The 9th Circuit “effectively allowed a deceased judge to exercise the judicial power of the United States after his death. But federal judges are appointed for life, not for eternity,” said the court, in remanding the case for further proceedings.
Daniel M. Siegel, an attorney with Siegel, Yee & Brunner in Oakland, California, who represented Ms. Rizo in the case, said he was disappointed by the ruling.
The court “clarified the law on the issue, but in doing so it eliminated what I thought was an excellent decision by the 9th Circuit Court of Appeals and leaves the law somewhat in limbo.”
Mr. Siegel said the 9th Circuit’s options now include simply issuing a new judgment with the 10 remaining, living, judges, “which would mean the lower court decision is still affirmed, and the 9th Circuit’s previous decision is overturned.”

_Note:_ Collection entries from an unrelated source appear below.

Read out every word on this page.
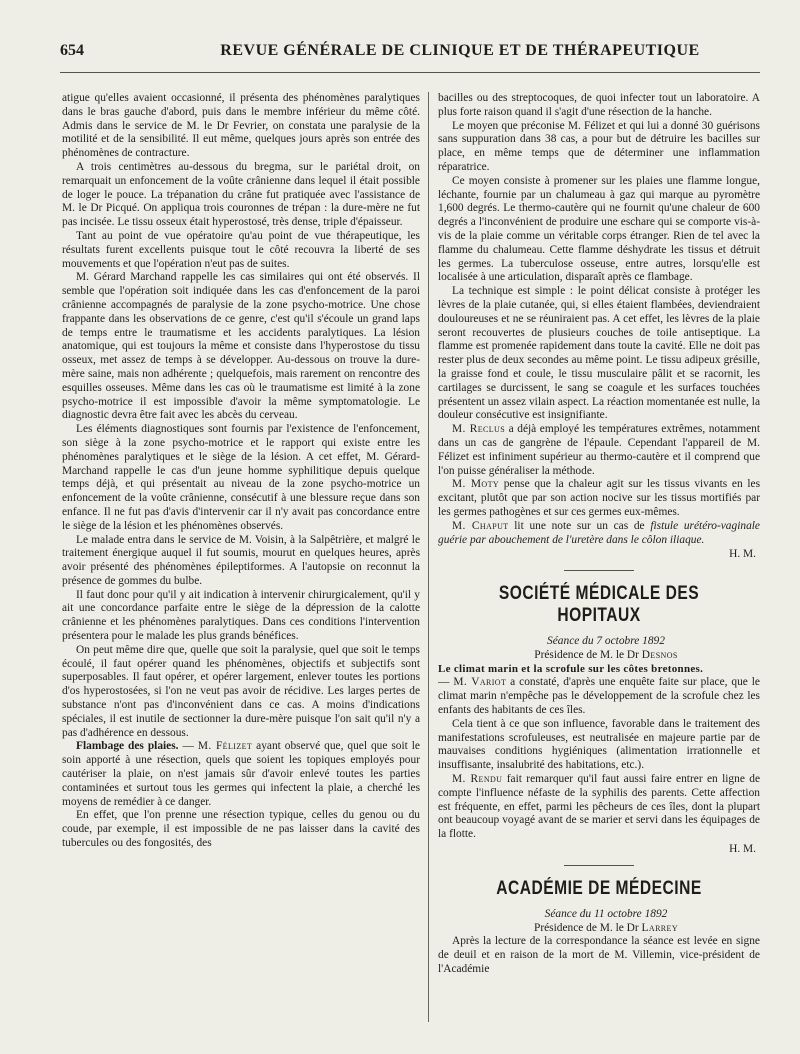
654	REVUE GÉNÉRALE DE CLINIQUE ET DE THÉRAPEUTIQUE

atigue qu'elles avaient occasionné, il présenta des phénomènes paralytiques dans le bras gauche d'abord, puis dans le membre inférieur du même côté. Admis dans le service de M. le Dr Fevrier, on constata une paralysie de la motilité et de la sensibilité. Il eut même, quelques jours après son entrée des phénomènes de contracture.

A trois centimètres au-dessous du bregma, sur le pariétal droit, on remarquait un enfoncement de la voûte crânienne dans lequel il était possible de loger le pouce. La trépanation du crâne fut pratiquée avec l'assistance de M. le Dr Picqué. On appliqua trois couronnes de trépan : la dure-mère ne fut pas incisée. Le tissu osseux était hyperostosé, très dense, triple d'épaisseur.

Tant au point de vue opératoire qu'au point de vue thérapeutique, les résultats furent excellents puisque tout le côté recouvra la liberté de ses mouvements et que l'opération n'eut pas de suites.

M. Gérard Marchand rappelle les cas similaires qui ont été observés. Il semble que l'opération soit indiquée dans les cas d'enfoncement de la paroi crânienne accompagnés de paralysie de la zone psycho-motrice. Une chose frappante dans les observations de ce genre, c'est qu'il s'écoule un grand laps de temps entre le traumatisme et les accidents paralytiques. La lésion anatomique, qui est toujours la même et consiste dans l'hyperostose du tissu osseux, met assez de temps à se développer. Au-dessous on trouve la dure-mère saine, mais non adhérente ; quelquefois, mais rarement on rencontre des esquilles osseuses. Même dans les cas où le traumatisme est limité à la zone psycho-motrice il est impossible d'avoir la même symptomatologie. Le diagnostic devra être fait avec les abcès du cerveau.

Les éléments diagnostiques sont fournis par l'existence de l'enfoncement, son siège à la zone psycho-motrice et le rapport qui existe entre les phénomènes paralytiques et le siège de la lésion. A cet effet, M. Gérard-Marchand rappelle le cas d'un jeune homme syphilitique depuis quelque temps déjà, et qui présentait au niveau de la zone psycho-motrice un enfoncement de la voûte crânienne, consécutif à une blessure reçue dans son enfance. Il ne fut pas d'avis d'intervenir car il n'y avait pas concordance entre le siège de la lésion et les phénomènes observés.

Le malade entra dans le service de M. Voisin, à la Salpêtrière, et malgré le traitement énergique auquel il fut soumis, mourut en quelques heures, après avoir présenté des phénomènes épileptiformes. A l'autopsie on reconnut la présence de gommes du bulbe.

Il faut donc pour qu'il y ait indication à intervenir chirurgicalement, qu'il y ait une concordance parfaite entre le siège de la dépression de la calotte crânienne et les phénomènes paralytiques. Dans ces conditions l'intervention présentera pour le malade les plus grands bénéfices.

On peut même dire que, quelle que soit la paralysie, quel que soit le temps écoulé, il faut opérer quand les phénomènes, objectifs et subjectifs sont superposables. Il faut opérer, et opérer largement, enlever toutes les portions d'os hyperostosées, si l'on ne veut pas avoir de récidive. Les larges pertes de substance n'ont pas d'inconvénient dans ce cas. A moins d'indications spéciales, il est inutile de sectionner la dure-mère puisque l'on sait qu'il n'y a pas d'adhérence en dessous.

Flambage des plaies. — M. Félizet ayant observé que, quel que soit le soin apporté à une résection, quels que soient les topiques employés pour cautériser la plaie, on n'est jamais sûr d'avoir enlevé toutes les parties contaminées et surtout tous les germes qui infectent la plaie, a cherché les moyens de remédier à ce danger.

En effet, que l'on prenne une résection typique, celles du genou ou du coude, par exemple, il est impossible de ne pas laisser dans la cavité des tubercules ou des fongosités, des

bacilles ou des streptocoques, de quoi infecter tout un laboratoire. A plus forte raison quand il s'agit d'une résection de la hanche.

Le moyen que préconise M. Félizet et qui lui a donné 30 guérisons sans suppuration dans 38 cas, a pour but de détruire les bacilles sur place, en même temps que de déterminer une inflammation réparatrice.

Ce moyen consiste à promener sur les plaies une flamme longue, léchante, fournie par un chalumeau à gaz qui marque au pyromètre 1,600 degrés. Le thermo-cautère qui ne fournit qu'une chaleur de 600 degrés a l'inconvénient de produire une eschare qui se comporte vis-à-vis de la plaie comme un véritable corps étranger. Rien de tel avec la flamme du chalumeau. Cette flamme déshydrate les tissus et détruit les germes. La tuberculose osseuse, entre autres, lorsqu'elle est localisée à une articulation, disparaît après ce flambage.

La technique est simple : le point délicat consiste à protéger les lèvres de la plaie cutanée, qui, si elles étaient flambées, deviendraient douloureuses et ne se réuniraient pas. A cet effet, les lèvres de la plaie seront recouvertes de plusieurs couches de toile antiseptique. La flamme est promenée rapidement dans toute la cavité. Elle ne doit pas rester plus de deux secondes au même point. Le tissu adipeux grésille, la graisse fond et coule, le tissu musculaire pâlit et se racornit, les cartilages se durcissent, le sang se coagule et les surfaces touchées présentent un assez vilain aspect. La réaction momentanée est nulle, la douleur consécutive est insignifiante.

M. Reclus a déjà employé les températures extrêmes, notamment dans un cas de gangrène de l'épaule. Cependant l'appareil de M. Félizet est infiniment supérieur au thermo-cautère et il comprend que l'on puisse généraliser la méthode.

M. Moty pense que la chaleur agit sur les tissus vivants en les excitant, plutôt que par son action nocive sur les tissus mortifiés par les germes pathogènes et sur ces germes eux-mêmes.

M. Chaput lit une note sur un cas de fistule urétéro-vaginale guérie par abouchement de l'uretère dans le côlon iliaque.

H. M.
SOCIÉTÉ MÉDICALE DES HOPITAUX

Séance du 7 octobre 1892

Présidence de M. le Dr Desnos

Le climat marin et la scrofule sur les côtes bretonnes.

— M. Variot a constaté, d'après une enquête faite sur place, que le climat marin n'empêche pas le développement de la scrofule chez les enfants des habitants de ces îles.

Cela tient à ce que son influence, favorable dans le traitement des manifestations scrofuleuses, est neutralisée en majeure partie par de mauvaises conditions hygiéniques (alimentation irrationnelle et insuffisante, insalubrité des habitations, etc.).

M. Rendu fait remarquer qu'il faut aussi faire entrer en ligne de compte l'influence néfaste de la syphilis des parents. Cette affection est fréquente, en effet, parmi les pêcheurs de ces îles, dont la plupart ont beaucoup voyagé avant de se marier et servi dans les équipages de la flotte.

H. M.
ACADÉMIE DE MÉDECINE

Séance du 11 octobre 1892

Présidence de M. le Dr Larrey

Après la lecture de la correspondance la séance est levée en signe de deuil et en raison de la mort de M. Villemin, vice-président de l'Académie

“That would mean, at least in terms of our case, we would go forward in federal court in Fresno with Ms. Rizo’s case and take it to trial.”
The other option is to appoint a new judge to replace Judge Reinhardt “and bring the panel back up to eleven judges and decide it again. They could do that with or without further oral argument or written argument, for that matter,” said Mr. Siegel.
Mr. Siegel, who said he was unsure which option the court would choose, added, “Ultimately, the result for Ms. Rizo will not change. But what might change is whether there’s a clear 9th Circuit opinion as to why it’s improper for employers to use prior salary as the sole basis for setting an employee’s new salary.”
The school district’s attorney could not immediately be reached for comment.